In 2014, after a stint with the New York Jets, he hung up his cleats to help others with their dreams and aspirations in this area of the sport.

“We’re here to give an opportunity to younger athletes — college, draft eligible, and free agents — to showcase themselves in an atmosphere that is more realistic,” Stelter said.

The two-day training puts the 66 attendees through unique challenges and tests, including athletes like Robert Soderholm, who is set to be commissioned in the United States Army Reserves while still trying to pursue his dreams of playing in the NFL.

“People go to these camps that are about ranking that can get you in college and things like that, and I didn’t see much of a purpose in getting ranked," Soderholm said. "I thought, 'What does it matter if I’m ranked if I’m not good?' What matters is getting better, and that’s what Kyle and Special Teams U are all about.

“This is gonna be a camp that’s going to expose a lot of kids that have a dream of going and playing in the NFL to what it might actually take, and it’s also one of the largest long snapping camps that involves a higher echelon of snappers.”

Stelter said that’s why he started all of this.

He said looking around and speaking to the different athletes brings it back around for him — remembering the opportunities that weren’t available when he was starting, something he doesn’t want to see anymore.

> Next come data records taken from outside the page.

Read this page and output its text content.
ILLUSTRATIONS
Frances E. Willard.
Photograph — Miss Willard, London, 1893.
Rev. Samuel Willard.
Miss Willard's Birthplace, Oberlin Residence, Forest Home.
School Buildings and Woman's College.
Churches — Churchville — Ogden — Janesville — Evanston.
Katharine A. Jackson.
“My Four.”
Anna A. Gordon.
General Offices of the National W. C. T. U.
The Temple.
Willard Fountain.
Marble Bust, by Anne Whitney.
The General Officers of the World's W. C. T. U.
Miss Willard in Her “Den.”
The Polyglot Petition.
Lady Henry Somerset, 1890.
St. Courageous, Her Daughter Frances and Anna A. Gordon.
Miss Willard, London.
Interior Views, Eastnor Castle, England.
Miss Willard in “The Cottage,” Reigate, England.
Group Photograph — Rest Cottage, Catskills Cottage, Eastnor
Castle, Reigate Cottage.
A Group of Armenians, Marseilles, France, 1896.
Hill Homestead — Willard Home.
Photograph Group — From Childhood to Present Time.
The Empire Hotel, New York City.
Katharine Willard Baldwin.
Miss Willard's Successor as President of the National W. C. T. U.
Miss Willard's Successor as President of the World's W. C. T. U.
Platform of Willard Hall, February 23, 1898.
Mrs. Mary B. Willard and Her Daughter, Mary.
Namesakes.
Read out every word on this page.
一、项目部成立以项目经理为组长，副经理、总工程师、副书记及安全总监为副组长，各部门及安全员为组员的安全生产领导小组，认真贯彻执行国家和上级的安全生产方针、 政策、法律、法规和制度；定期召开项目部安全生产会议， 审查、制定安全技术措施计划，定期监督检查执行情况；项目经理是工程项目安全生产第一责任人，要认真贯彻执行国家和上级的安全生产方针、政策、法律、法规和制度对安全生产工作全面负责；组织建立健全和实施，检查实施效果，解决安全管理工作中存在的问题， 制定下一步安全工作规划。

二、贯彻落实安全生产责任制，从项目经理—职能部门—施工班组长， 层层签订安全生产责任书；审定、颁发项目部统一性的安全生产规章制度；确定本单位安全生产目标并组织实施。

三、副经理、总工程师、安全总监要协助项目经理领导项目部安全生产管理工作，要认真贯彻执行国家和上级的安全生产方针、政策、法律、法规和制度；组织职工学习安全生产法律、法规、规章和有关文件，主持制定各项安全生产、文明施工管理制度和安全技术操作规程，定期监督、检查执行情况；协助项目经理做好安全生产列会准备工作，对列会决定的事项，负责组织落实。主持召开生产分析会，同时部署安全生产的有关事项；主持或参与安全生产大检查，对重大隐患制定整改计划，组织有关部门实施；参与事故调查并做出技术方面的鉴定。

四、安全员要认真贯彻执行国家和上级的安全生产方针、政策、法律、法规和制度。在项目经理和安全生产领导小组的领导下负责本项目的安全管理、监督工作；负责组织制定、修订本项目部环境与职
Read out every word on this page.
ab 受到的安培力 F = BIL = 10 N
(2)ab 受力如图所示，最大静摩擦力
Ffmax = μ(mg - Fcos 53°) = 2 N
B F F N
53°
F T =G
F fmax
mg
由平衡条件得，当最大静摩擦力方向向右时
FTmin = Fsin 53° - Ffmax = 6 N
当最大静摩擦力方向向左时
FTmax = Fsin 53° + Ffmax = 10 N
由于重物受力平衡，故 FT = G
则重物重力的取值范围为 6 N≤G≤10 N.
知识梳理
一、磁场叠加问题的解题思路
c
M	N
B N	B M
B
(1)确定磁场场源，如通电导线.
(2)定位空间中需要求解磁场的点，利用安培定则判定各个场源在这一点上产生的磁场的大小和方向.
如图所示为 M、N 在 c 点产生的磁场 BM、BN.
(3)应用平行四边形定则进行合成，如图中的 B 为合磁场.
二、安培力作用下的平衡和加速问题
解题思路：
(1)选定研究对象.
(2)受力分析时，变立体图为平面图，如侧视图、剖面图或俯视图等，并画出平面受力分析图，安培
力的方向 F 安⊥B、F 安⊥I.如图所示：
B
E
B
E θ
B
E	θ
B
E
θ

“Just seeing the number of snappers that we have here right now is exciting,” he said. “Because it shows me that these guys aren’t just resting on what they’ve done in the past, they want to improve and they are hungry to improve.”

And that's something Stelter said he wanted to help them all achieve.

The camp is limited to college and free agent football players from the U.S., Canada and beyond. Stelter said players traveled from as far as Japan to attend the most recent camp.